What they are talking about are “Offers-in-Compromise” or OIC in IRS lingo where a taxpayer may settle their debts with the IRS for less than the total amount owed.

It is important to know that the IRS turns down about two (2) out of every three (3) offers it receives from taxpayers.

This is because most tax professionals (except for the elite few) understand how the OIC formula works. There is no magic here. It is a straight arithmetic calculation used to arrive at a number called Reasonable Collection Potential or “RCP”.
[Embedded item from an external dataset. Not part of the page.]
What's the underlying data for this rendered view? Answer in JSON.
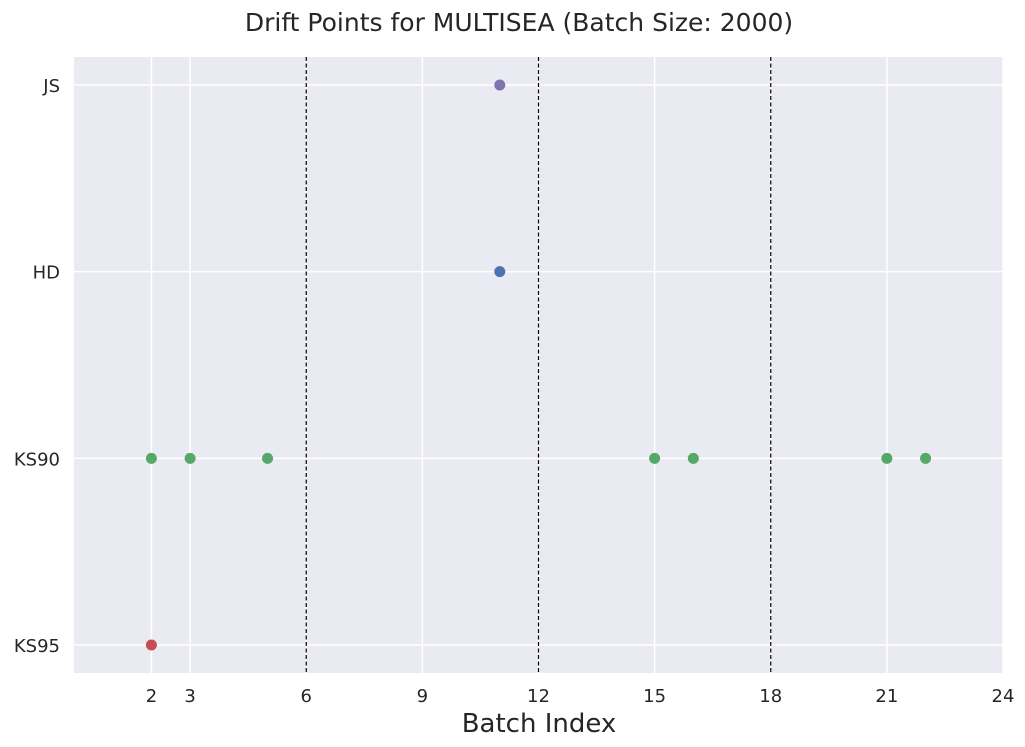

RCP is the sum of two sets of numbers:

• Net Equity in assets plus
• Future income

Net equity of assets is the value of your assets like cash in the bank, investment accounts, retirement accounts, cash value of life insurance, collectibles such as art or jewelry, real estate (less mortgages) and vehicles like cars or boats (less loans).
For the assets with a loan against them, take a value of 80% of FMV (quick sale ratio) less the loan or mortgage. The excess is equity. Add the value of all your “net” assets up and that’s your equity in assets.

Future income is the excess of all cash that comes to you in a month (from all sources) less your allowable living expenses (as determined by the Bureau of Labor Statistics). This is a cash flow calculation not a taxable income calculation. Multiply that excess by twelve (12) to represent a year of free cash. Add that figure to the net equity in assets. That’s what the IRS will settle for.

If your calculation of these two items exceeds the amount you owe the IRS, they won’t settle. If it does, the odds are they will. So get a good night sleep and turn off the TV.